The wee town’s premier event though ironically takes place at a time of year when only a handful of proper tourists stay in the district, yet visitors from all over Britain descend on the town to witness it. The Stonehaven Fireball Ceremony is held every Hogmanay (December 31st) and is an extravaganza observed by thousands. The highlight of the ritual is when participants walk through the towns streets twirling gigantic fireballs above and round their heads! The fireballs are constructed of wire netting bags crammed with various kinds of combustible substances, and are swung round the head with the help of a long wire rope attached to a handle. The etiquette is said to stretch back to Pagan times where twirling the fireballs acted in fending off evil spirits which might endanger the town during the next 12 months.
The initial settlement at Stonehaven was little more than a number of tiny fishing huts positioned around Stonehaven Bay, but that all changed in 1600 when the wee hamlet was upgraded to become the County Town of Kincardineshire when the seat of the Sheriffdom of Kincardine was shifted from the ancient Kincardine township at Kincardine Castle close to the village of Fettercairn. When the fishing port was elevated to become the administrative centre of the county, it was most crucial to acquire a municipal building and at the time the only appropriate building in the vicinity was the storehouse owned by the Earl of Marischal on the harbour’s northern confines. The repository was hastily adapted to embody a courthouse and prison and, having been repaired and renovated over the centuries, it still stands to this day.
The New Town
Stonehaven’s New Town expanded in around 1781 when a bridge was erected over the Carron Water by Robert Barclay of Ury, giving more easy access to the town by those living to the south. The New Town was created around the nucleus of the Market Square with the town expanding as ripples from its centre. The famous clock tower was raised in 1857.

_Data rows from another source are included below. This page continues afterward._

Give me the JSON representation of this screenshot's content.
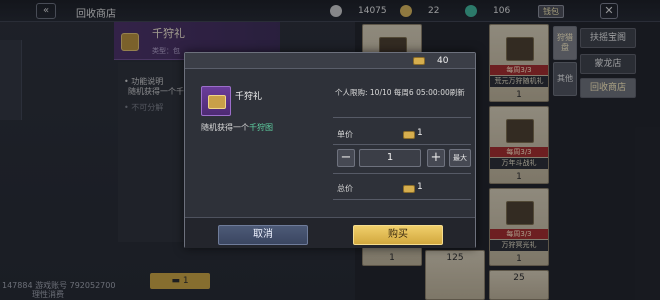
{
  "header": {
    "back_icon": "double-chevron-left-icon",
    "title": "回收商店",
    "resources": [
      {
        "icon": "silver-ingot-icon",
        "value": "14075",
        "color": "#c9c9c9"
      },
      {
        "icon": "gold-leaf-icon",
        "value": "22",
        "color": "#d8b45a"
      },
      {
        "icon": "jade-feather-icon",
        "value": "106",
        "color": "#3fb59a"
      }
    ],
    "tag_label": "钱包",
    "close_icon": "close-icon"
  },
  "info_panel": {
    "title": "千狩礼",
    "type_label": "类型：包",
    "function_label": "• 功能说明",
    "function_desc": "随机获得一个千狩",
    "no_split": "• 不可分解",
    "bottom_count": "1"
  },
  "footer": {
    "uid": "147884 游戏账号 792052700",
    "notice": "理性消费"
  },
  "shop": {
    "cells": [
      {
        "limit": "",
        "name": "",
        "price": ""
      },
      {
        "limit": "每周3/3",
        "name": "荒元万狩随机礼",
        "price": "1"
      },
      {
        "limit": "",
        "name": "",
        "price": ""
      },
      {
        "limit": "每周3/3",
        "name": "万年斗战礼",
        "price": "1"
      },
      {
        "limit": "",
        "name": "",
        "price": "1"
      },
      {
        "limit": "每周3/3",
        "name": "万狩冥光礼",
        "price": "1"
      },
      {
        "limit": "",
        "name": "",
        "price": "125"
      },
      {
        "limit": "",
        "name": "",
        "price": "25"
      }
    ],
    "side_tabs": [
      {
        "label": "狩猎盘",
        "active": true
      },
      {
        "label": "其他",
        "active": false
      }
    ],
    "shop_tabs": [
      {
        "label": "扶摇宝阁",
        "active": false
      },
      {
        "label": "蒙龙店",
        "active": false
      },
      {
        "label": "回收商店",
        "active": true
      }
    ]
  },
  "modal": {
    "coin_balance": "40",
    "item_name": "千狩礼",
    "item_desc_prefix": "随机获得一个",
    "item_desc_highlight": "千狩图",
    "purchase_limit": "个人限购: 10/10 每周6 05:00:00刷新",
    "unit_price_label": "单价",
    "unit_price_value": "1",
    "quantity": "1",
    "max_label": "最大",
    "total_label": "总价",
    "total_value": "1",
    "cancel_label": "取消",
    "buy_label": "购买",
    "minus_icon": "minus-icon",
    "plus_icon": "plus-icon",
    "coin_icon": "gold-ingot-icon"
  }
}
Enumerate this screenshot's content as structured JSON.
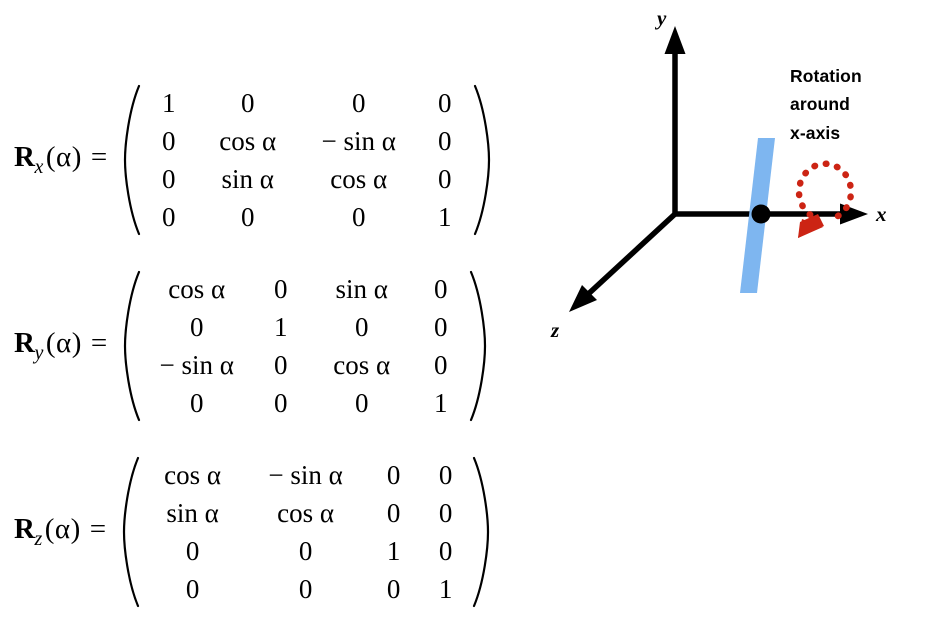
{
  "equations": [
    {
      "name": "rotation-matrix-x",
      "symbol": "R",
      "subscript": "x",
      "argument": "(α)",
      "equals": "=",
      "rows": [
        [
          "1",
          "0",
          "0",
          "0"
        ],
        [
          "0",
          "cos α",
          "− sin α",
          "0"
        ],
        [
          "0",
          "sin α",
          "cos α",
          "0"
        ],
        [
          "0",
          "0",
          "0",
          "1"
        ]
      ]
    },
    {
      "name": "rotation-matrix-y",
      "symbol": "R",
      "subscript": "y",
      "argument": "(α)",
      "equals": "=",
      "rows": [
        [
          "cos α",
          "0",
          "sin α",
          "0"
        ],
        [
          "0",
          "1",
          "0",
          "0"
        ],
        [
          "− sin α",
          "0",
          "cos α",
          "0"
        ],
        [
          "0",
          "0",
          "0",
          "1"
        ]
      ]
    },
    {
      "name": "rotation-matrix-z",
      "symbol": "R",
      "subscript": "z",
      "argument": "(α)",
      "equals": "=",
      "rows": [
        [
          "cos α",
          "− sin α",
          "0",
          "0"
        ],
        [
          "sin α",
          "cos α",
          "0",
          "0"
        ],
        [
          "0",
          "0",
          "1",
          "0"
        ],
        [
          "0",
          "0",
          "0",
          "1"
        ]
      ]
    }
  ],
  "diagram": {
    "axis_labels": {
      "x": "x",
      "y": "y",
      "z": "z"
    },
    "caption_lines": [
      "Rotation",
      "around",
      "x-axis"
    ],
    "colors": {
      "axis": "#000000",
      "plane": "#7EB6F0",
      "rotation_arrow": "#CC2414",
      "origin_dot": "#000000",
      "background": "#FFFFFF"
    }
  }
}
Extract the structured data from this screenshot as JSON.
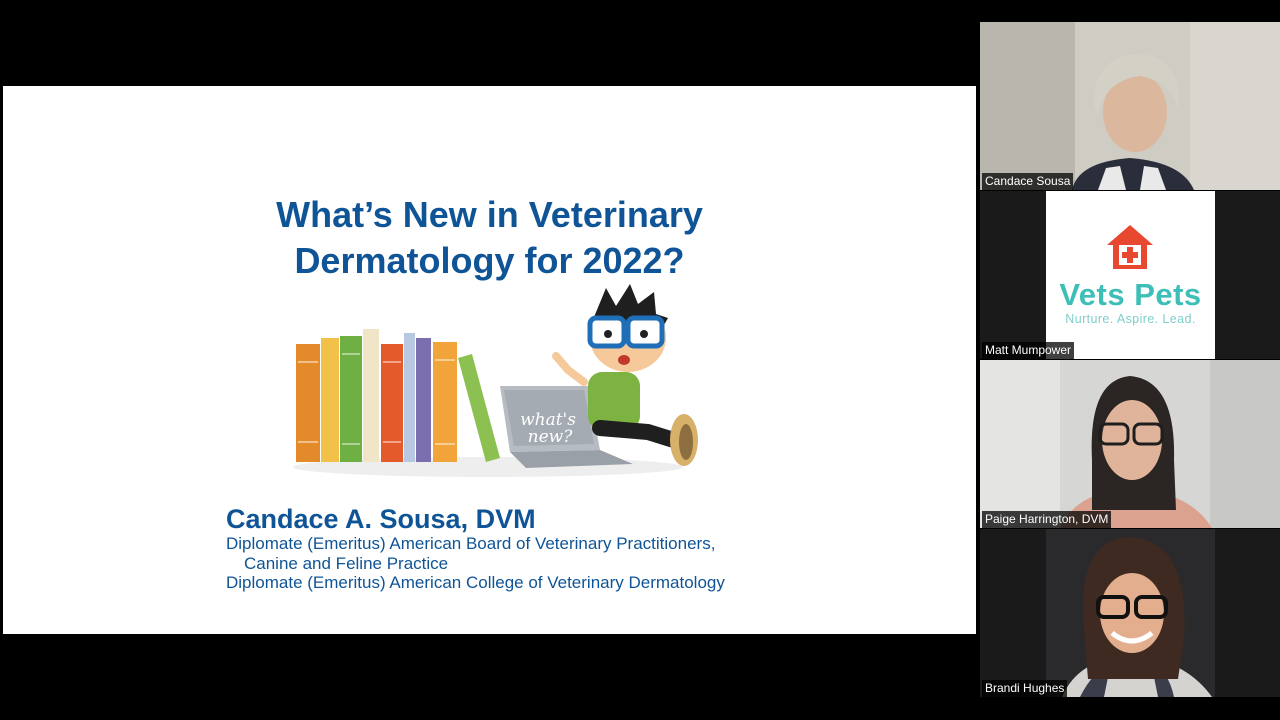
{
  "slide": {
    "title_line1": "What’s New in Veterinary",
    "title_line2": "Dermatology for 2022?",
    "laptop_text_1": "what's",
    "laptop_text_2": "new?",
    "presenter_name": "Candace A. Sousa, DVM",
    "credentials": [
      "Diplomate (Emeritus) American Board of Veterinary Practitioners,",
      "Canine and Feline Practice",
      "Diplomate (Emeritus) American College of Veterinary Dermatology"
    ]
  },
  "participants": [
    {
      "name": "Candace Sousa"
    },
    {
      "name": "Matt Mumpower",
      "logo_brand": "Vets Pets",
      "logo_tagline": "Nurture. Aspire. Lead."
    },
    {
      "name": "Paige Harrington, DVM"
    },
    {
      "name": "Brandi Hughes"
    }
  ],
  "colors": {
    "title_blue": "#0f5496",
    "brand_teal": "#3dbfb8",
    "logo_red": "#e8482f",
    "background": "#000000"
  }
}
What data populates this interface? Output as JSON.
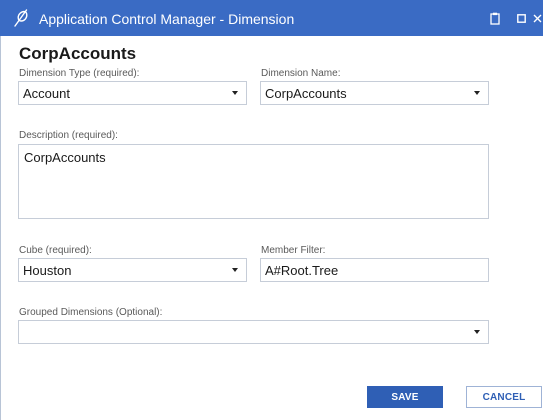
{
  "window": {
    "title": "Application Control Manager - Dimension",
    "logo_icon": "onestream-logo-icon",
    "controls": [
      "clipboard-icon",
      "restore-icon",
      "close-icon"
    ]
  },
  "page": {
    "title": "CorpAccounts"
  },
  "form": {
    "dimension_type": {
      "label": "Dimension Type (required):",
      "value": "Account"
    },
    "dimension_name": {
      "label": "Dimension Name:",
      "value": "CorpAccounts"
    },
    "description": {
      "label": "Description (required):",
      "value": "CorpAccounts"
    },
    "cube": {
      "label": "Cube (required):",
      "value": "Houston"
    },
    "member_filter": {
      "label": "Member Filter:",
      "value": "A#Root.Tree"
    },
    "grouped_dimensions": {
      "label": "Grouped Dimensions (Optional):",
      "value": ""
    }
  },
  "buttons": {
    "save": "SAVE",
    "cancel": "CANCEL"
  },
  "colors": {
    "titlebar": "#3a6bc4",
    "primary_button": "#2f5fb5",
    "field_border": "#c6cdd8"
  }
}
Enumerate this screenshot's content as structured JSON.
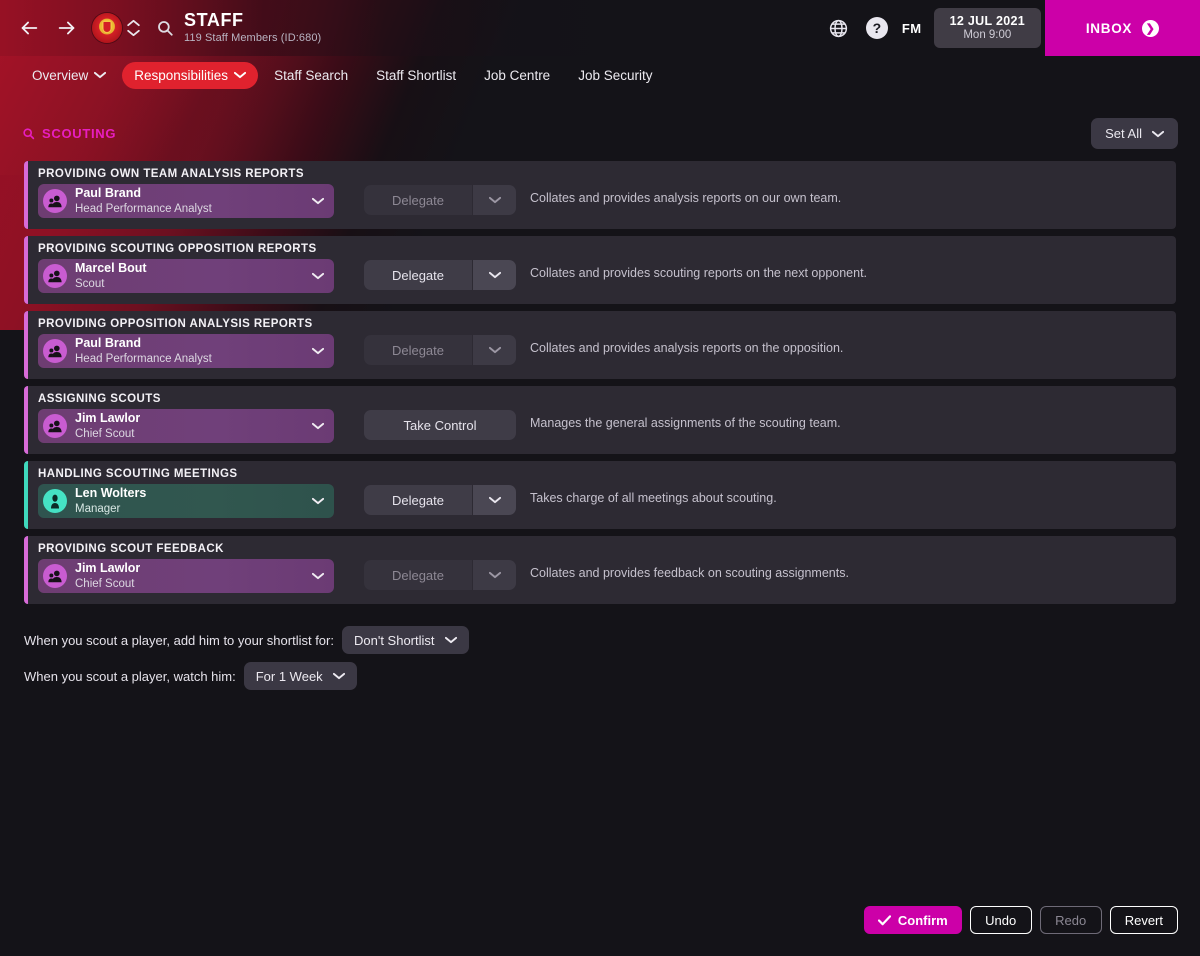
{
  "header": {
    "back_icon": "arrow-left-icon",
    "forward_icon": "arrow-right-icon",
    "club_badge": "manchester-united-badge",
    "spinner_icon": "club-switch-spinner",
    "search_icon": "search-icon",
    "title": "STAFF",
    "subtitle": "119 Staff Members (ID:680)",
    "globe_icon": "globe-icon",
    "help_icon": "help-question-icon",
    "fm_logo": "FM",
    "date_main": "12 JUL 2021",
    "date_sub": "Mon 9:00",
    "inbox_label": "INBOX",
    "inbox_icon": "chevron-right-circle-icon",
    "accent_pink": "#cc00a8",
    "accent_red": "#e0222e"
  },
  "tabs": [
    {
      "label": "Overview",
      "caret": true,
      "active": false
    },
    {
      "label": "Responsibilities",
      "caret": true,
      "active": true
    },
    {
      "label": "Staff Search",
      "caret": false,
      "active": false
    },
    {
      "label": "Staff Shortlist",
      "caret": false,
      "active": false
    },
    {
      "label": "Job Centre",
      "caret": false,
      "active": false
    },
    {
      "label": "Job Security",
      "caret": false,
      "active": false
    }
  ],
  "section": {
    "icon": "magnifier-icon",
    "title": "SCOUTING",
    "title_color": "#e81ec0",
    "set_all_label": "Set All",
    "set_all_caret": "chevron-down-icon"
  },
  "responsibilities": [
    {
      "label": "PROVIDING OWN TEAM ANALYSIS REPORTS",
      "person_name": "Paul Brand",
      "person_role": "Head Performance Analyst",
      "accent": "#d86bd8",
      "is_manager": false,
      "action_label": "Delegate",
      "action_dim": true,
      "has_caret": true,
      "description": "Collates and provides analysis reports on our own team."
    },
    {
      "label": "PROVIDING SCOUTING OPPOSITION REPORTS",
      "person_name": "Marcel Bout",
      "person_role": "Scout",
      "accent": "#d86bd8",
      "is_manager": false,
      "action_label": "Delegate",
      "action_dim": false,
      "has_caret": true,
      "description": "Collates and provides scouting reports on the next opponent."
    },
    {
      "label": "PROVIDING OPPOSITION ANALYSIS REPORTS",
      "person_name": "Paul Brand",
      "person_role": "Head Performance Analyst",
      "accent": "#d86bd8",
      "is_manager": false,
      "action_label": "Delegate",
      "action_dim": true,
      "has_caret": true,
      "description": "Collates and provides analysis reports on the opposition."
    },
    {
      "label": "ASSIGNING SCOUTS",
      "person_name": "Jim Lawlor",
      "person_role": "Chief Scout",
      "accent": "#d86bd8",
      "is_manager": false,
      "action_label": "Take Control",
      "action_dim": false,
      "has_caret": false,
      "description": "Manages the general assignments of the scouting team."
    },
    {
      "label": "HANDLING SCOUTING MEETINGS",
      "person_name": "Len Wolters",
      "person_role": "Manager",
      "accent": "#3fd9bd",
      "is_manager": true,
      "action_label": "Delegate",
      "action_dim": false,
      "has_caret": true,
      "description": "Takes charge of all meetings about scouting."
    },
    {
      "label": "PROVIDING SCOUT FEEDBACK",
      "person_name": "Jim Lawlor",
      "person_role": "Chief Scout",
      "accent": "#d86bd8",
      "is_manager": false,
      "action_label": "Delegate",
      "action_dim": true,
      "has_caret": true,
      "description": "Collates and provides feedback on scouting assignments."
    }
  ],
  "options": [
    {
      "text": "When you scout a player, add him to your shortlist for:",
      "value": "Don't Shortlist"
    },
    {
      "text": "When you scout a player, watch him:",
      "value": "For 1 Week"
    }
  ],
  "footer": {
    "confirm_label": "Confirm",
    "confirm_icon": "check-icon",
    "undo_label": "Undo",
    "redo_label": "Redo",
    "revert_label": "Revert",
    "redo_disabled": true
  }
}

Stonehaven expanded as the years passed and it was not long before the railway came to town. The railway did in fact reach the town but due to the ground features of the area it was obligatory to construct the station just up the hill from the town. This resulted in more houses being constructed and a thriving suburban area soon connected Stonehaven with its railway station.
In more recent times the entire length of the town’s main road was extensively restored. Great care was taken to re-lay the old cobblestones on the surface of the street to recreate a 19th century atmosphere. The streetlamps were also given the time treatment with fine reproductions of old gas streetlights. So, if you find yourself on the north-east coast road travelling north to Aberdeen or south to Dundee, make sure you leave the main road and drive a few hundred metres down into Stonehaven. Spending a couple of idyllic hours in the tiny hamlet will put your mind completely at rest and set you up nicely for the remainder of your journey.